The goal of the project is to deliver a virtual exposition application.

This project has been developed by Marcelo Duarte as way to demo the implementation of some modern web technologies, such as Objected Oriented PHP, CSS3 and HTML5.

Technical Objective

Allow companies to book their place in virtual expositions in different exposition events.

Companies will choose from available events the one they want to take place in, then they will choose their stand within the exposition hall from a map and finally they will receive a report about the users who visited their stand on the event after it is over.

Where you Are

This readme.md file has been placed under exposition/ directory, which is the root dir of the application.

How the Application Works

  • The Use Case UML Diagram below can give you a glimpse of how the app works.

Use Case

Development Environment

  • Back-end

  • Front-end

Configuring Environment

Considering that you already have a stable version of all tools listed above in the section Back-end, and that your PHP version is >= 5.5.9, with OpenSSL PHP Extension, PDO PHP Extension Mbstring PHP Extension and Tokenizer PHP Extension. If installing PHP may sound challenging you could also try Laravel HomeStead:

  1. Open a Terminal window in your system and execute the commands below to create an empty Laravel application and enter inside of the directory:

    laravel new exposition
    cd exposition

    The command above will create a directory called exposition containing all required Laravel files and respective dependencies.

  2. Once the Laravel application has been installed, we can then create our schema in the MySQL database with the command below:

    CREATE DATABASE IF NOT EXISTS `exponow` DEFAULT CHARACTER SET utf8 COLLATE utf8_general_ci;

    The command above will create an empty schema called exposition.

  3. Now that the database schema for the application is ready, we need to configure our application to operate with it:

    1. Open the file .env find the following parameters (DB_DATABASE, DB_USERNAME, DB_PASSWORD) and change them accordingly with your database credentials:

      DB_DATABASE=exposition
      DB_USERNAME=< your database username >
      DB_PASSWORD=< your username password >

      Important: the user informed above must have privileges to create/drop tables in the schema of our application exposition. During the development we have used the default MySQL user root.

    2. Open the file config/database.php, find the array key 'default' and make sure it's configured as 'default' => env('DB_CONNECTION', 'sqlite').

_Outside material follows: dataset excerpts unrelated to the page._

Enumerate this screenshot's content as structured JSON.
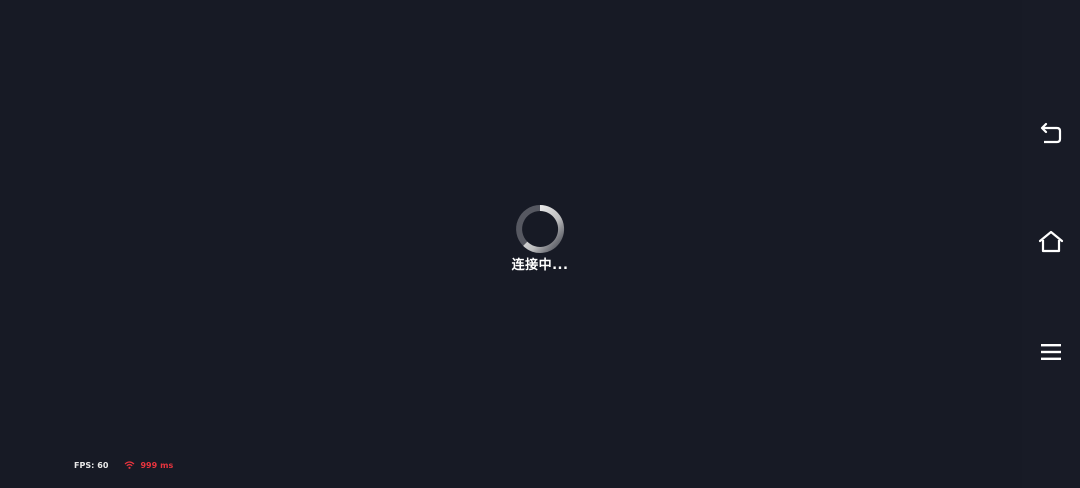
{
  "loader": {
    "status_text": "连接中...",
    "spinner_color": "#e6e6e6"
  },
  "stats": {
    "fps_label": "FPS:",
    "fps_value": "60",
    "ping_value": "999",
    "ping_unit": "ms",
    "ping_icon": "wifi-icon",
    "ping_color": "#e8343e"
  },
  "nav": {
    "buttons": [
      {
        "name": "back-icon"
      },
      {
        "name": "home-icon"
      },
      {
        "name": "menu-icon"
      }
    ]
  },
  "colors": {
    "background": "#171a25",
    "text": "#ffffff"
  }
}
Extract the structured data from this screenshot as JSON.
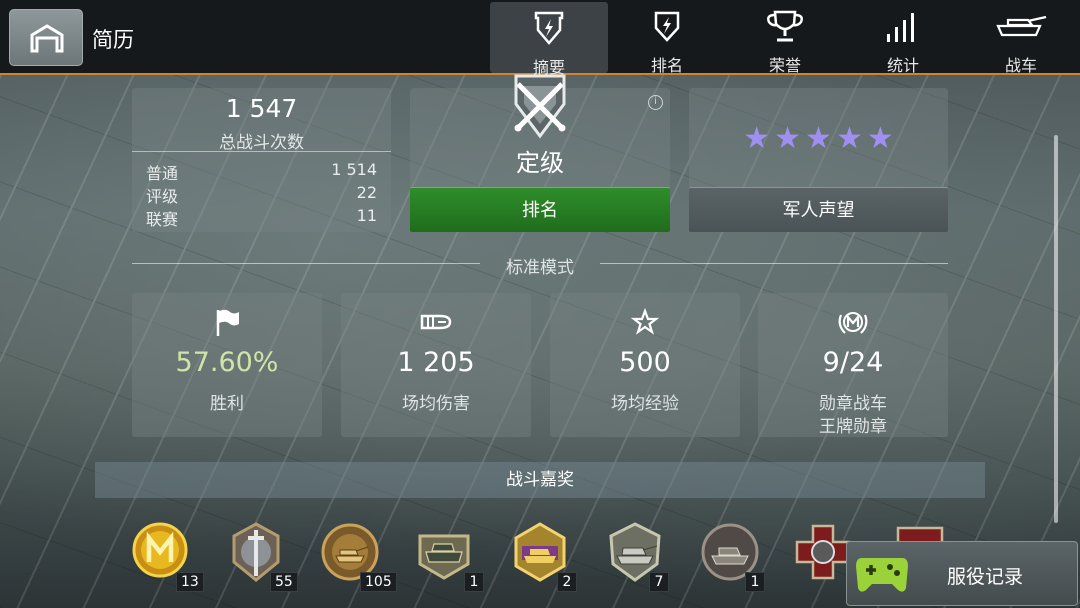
{
  "header": {
    "title": "简历",
    "tabs": [
      {
        "label": "摘要",
        "icon": "shield-bolt-icon",
        "active": true
      },
      {
        "label": "排名",
        "icon": "shield-swords-icon",
        "active": false
      },
      {
        "label": "荣誉",
        "icon": "trophy-icon",
        "active": false
      },
      {
        "label": "统计",
        "icon": "bar-chart-icon",
        "active": false
      },
      {
        "label": "战车",
        "icon": "tank-icon",
        "active": false
      }
    ]
  },
  "battles": {
    "total": "1 547",
    "total_label": "总战斗次数",
    "rows": [
      {
        "label": "普通",
        "value": "1 514"
      },
      {
        "label": "评级",
        "value": "22"
      },
      {
        "label": "联赛",
        "value": "11"
      }
    ]
  },
  "rank": {
    "title": "定级",
    "button": "排名",
    "info": "i"
  },
  "reputation": {
    "stars": 5,
    "star_glyph": "★",
    "button": "军人声望",
    "color": "#9f8ff0"
  },
  "mode_label": "标准模式",
  "stats": [
    {
      "icon": "flag-icon",
      "value": "57.60%",
      "label": "胜利",
      "label2": "",
      "color": "#cde6a8"
    },
    {
      "icon": "shell-icon",
      "value": "1 205",
      "label": "场均伤害",
      "label2": "",
      "color": "#ffffff"
    },
    {
      "icon": "star-outline-icon",
      "value": "500",
      "label": "场均经验",
      "label2": "",
      "color": "#ffffff"
    },
    {
      "icon": "mastery-badge-icon",
      "value": "9/24",
      "label": "勋章战车",
      "label2": "王牌勋章",
      "color": "#ffffff"
    }
  ],
  "awards_title": "战斗嘉奖",
  "medals": [
    {
      "name": "mastery-medal",
      "count": "13"
    },
    {
      "name": "sword-medal",
      "count": "55"
    },
    {
      "name": "tank-wreath-medal",
      "count": "105"
    },
    {
      "name": "heavy-tank-medal",
      "count": "1"
    },
    {
      "name": "gold-tank-medal",
      "count": "2"
    },
    {
      "name": "silver-tank-medal",
      "count": "7"
    },
    {
      "name": "dark-tank-medal",
      "count": "1"
    },
    {
      "name": "red-cross-medal",
      "count": ""
    },
    {
      "name": "red-medal",
      "count": ""
    }
  ],
  "service_record": "服役记录"
}
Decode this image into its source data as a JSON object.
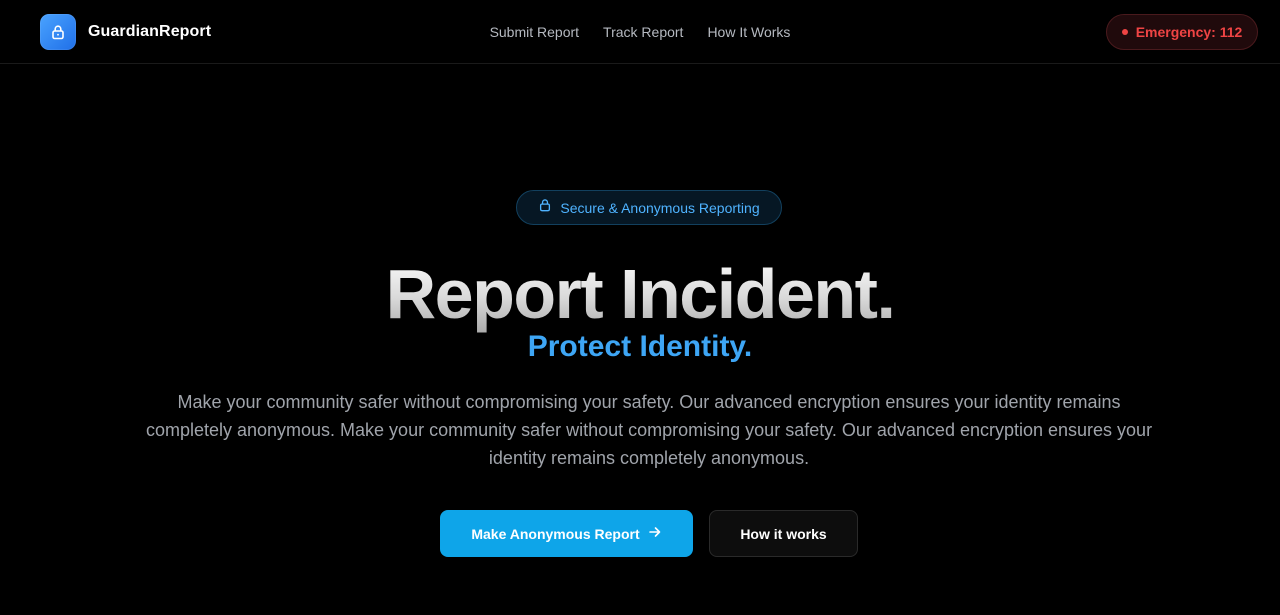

      This will specify to Laravel that the default database connection parameters defined in the file .env should be used.

  4. Initialization of database: because we are using Laravel as a development framework, we don't need necessarily create our database tables prior to start coding/testing our application. Laravel provides a really powerful console utility called artisan(online doc), which gives us an interactive way to create our database as we build our code using MVC architecture.

    Thus when we reach the point to ship our app to the production environment we would be using an external tool like MySQL Workbench to Generate an E-R Diagram of the tables by reverse-engineering our schema exposition.

Building the Application

Database

As mentioned above we are using Laravel's artisan utility to create the PHP stub files responsible to either generate/delete our database tables.

One of the benefits of using artisan is that we will have an automated way to perform migrations in the database during the deployment of new versions of our application. For more details see Migrations.

To do that we go back to the Terminal window, which should be currently under the directory exposition/, as done in the step 1 of [Configuring Environment](#Configuring Environment), and execute a command like this below:

php artisan make:migration create_events_table --create=expo_events
php artisan make:migration create_stands_table --create=expo_stands
php artisan make:migration create_reservations_table --create=reservations

The commands above will generate the stub files, such as 2016_08_20_210129_create_events_table.php, which must be modified to have the column names of the table expo_event.

We have named our table as expo_event, instead of event, since more likely we would face name collision along the way in the development cycle, considering that frameworks, such as Laravel, often use the word event to name essential components. Thus we can easily track in the future all snippets that may refer the table expo_event.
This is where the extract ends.